“It is true,” said the priest. “Sometimes within the last two months I have almost forgotten it.”

“And what has brought it so forcibly to your mind again?”

“That is what I so greatly desire to tell you,” replied Don Ippolito, with an appealing look at the painter’s face. He moistened his parched lips a little, waiting for further question from the painter, to whom he seemed a man fevered by some strong emotion and at that moment not quite wholesome.
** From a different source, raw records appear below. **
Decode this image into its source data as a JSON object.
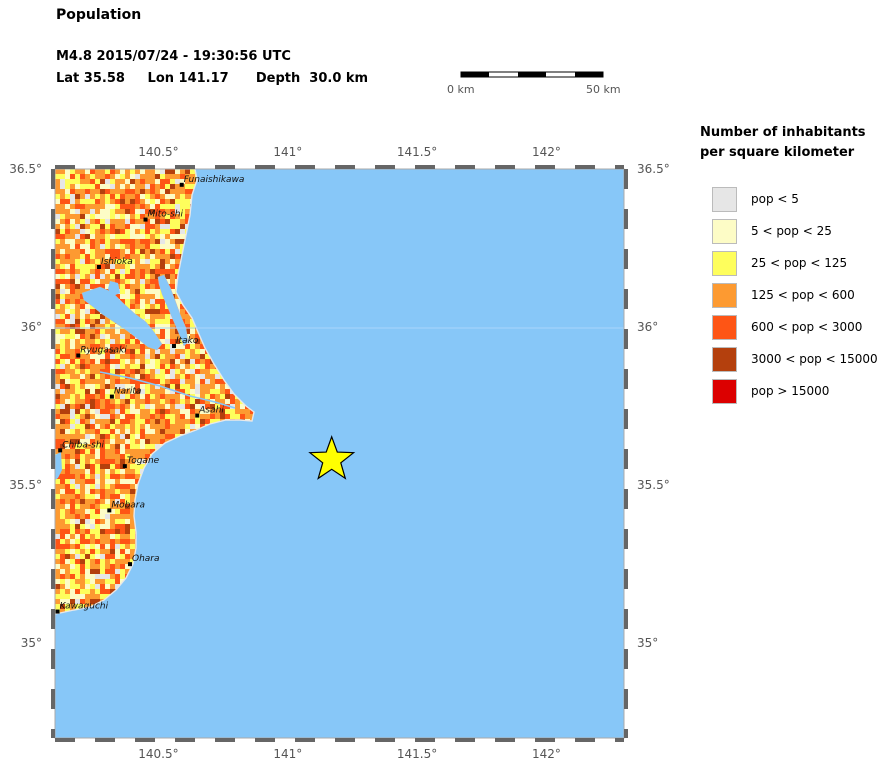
{
  "header": {
    "title": "Population",
    "event": "M4.8  2015/07/24 - 19:30:56 UTC",
    "location": "Lat 35.58     Lon 141.17      Depth  30.0 km"
  },
  "scale_bar": {
    "left_label": "0 km",
    "right_label": "50 km"
  },
  "legend": {
    "title_line1": "Number of inhabitants",
    "title_line2": "per square kilometer",
    "items": [
      {
        "label": "pop < 5",
        "color": "#e6e6e6"
      },
      {
        "label": "5 < pop < 25",
        "color": "#fdfcc6"
      },
      {
        "label": "25 < pop < 125",
        "color": "#fefe5c"
      },
      {
        "label": "125 < pop < 600",
        "color": "#fd9a31"
      },
      {
        "label": "600 < pop < 3000",
        "color": "#fe5515"
      },
      {
        "label": "3000 < pop < 15000",
        "color": "#b4400d"
      },
      {
        "label": "pop > 15000",
        "color": "#dc0000"
      }
    ]
  },
  "map": {
    "lon_range": [
      140.1,
      142.3
    ],
    "lat_range": [
      34.7,
      36.5
    ],
    "lon_ticks": [
      {
        "value": 140.5,
        "label": "140.5°"
      },
      {
        "value": 141.0,
        "label": "141°"
      },
      {
        "value": 141.5,
        "label": "141.5°"
      },
      {
        "value": 142.0,
        "label": "142°"
      }
    ],
    "lat_ticks": [
      {
        "value": 36.5,
        "label": "36.5°"
      },
      {
        "value": 36.0,
        "label": "36°"
      },
      {
        "value": 35.5,
        "label": "35.5°"
      },
      {
        "value": 35.0,
        "label": "35°"
      }
    ],
    "ocean_color": "#87c7f8",
    "epicenter": {
      "lon": 141.17,
      "lat": 35.58,
      "color": "#ffff00"
    },
    "cities": [
      {
        "name": "Funaishikawa",
        "lon": 140.59,
        "lat": 36.45
      },
      {
        "name": "Mito-shi",
        "lon": 140.45,
        "lat": 36.34
      },
      {
        "name": "Ishioka",
        "lon": 140.27,
        "lat": 36.19
      },
      {
        "name": "Itako",
        "lon": 140.56,
        "lat": 35.94
      },
      {
        "name": "Ryugasaki",
        "lon": 140.19,
        "lat": 35.91
      },
      {
        "name": "Narita",
        "lon": 140.32,
        "lat": 35.78
      },
      {
        "name": "Asahi",
        "lon": 140.65,
        "lat": 35.72
      },
      {
        "name": "Chiba-shi",
        "lon": 140.12,
        "lat": 35.61
      },
      {
        "name": "Togane",
        "lon": 140.37,
        "lat": 35.56
      },
      {
        "name": "Mobara",
        "lon": 140.31,
        "lat": 35.42
      },
      {
        "name": "Ohara",
        "lon": 140.39,
        "lat": 35.25
      },
      {
        "name": "Kawaguchi",
        "lon": 140.11,
        "lat": 35.1
      }
    ]
  }
}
Ferris did not speak, and Don Ippolito began again: “Even though I have not said so in words to you, dear friend, has it not appeared to you that I have no heart in my vocation?”

“Yes, I have sometimes fancied that. I had no right to ask you why.”

“Some day I will tell you, when I have the courage to go all over it again. It is partly my own fault, but it is more my miserable fortune. But wherever the wrong lies, it has at last become intolerable to me. I cannot endure it any longer and live. I must go away, I must fly from it.”

Ferris shrank from him a little, as men instinctively do from one who has set himself upon some desperate attempt. “Do you mean, Don Ippolito, that you are going to renounce your priesthood?”

Don Ippolito opened his hands and let his priesthood drop, as it were, to the ground.

“You never spoke of this before, when you talked of going to America. Though to be sure”—

“Yes, yes!” replied Don Ippolito with vehemence, “but now an angel has appeared and shown me the blackness of my life!”

Ferris began to wonder if he or Don Ippolito were not perhaps mad.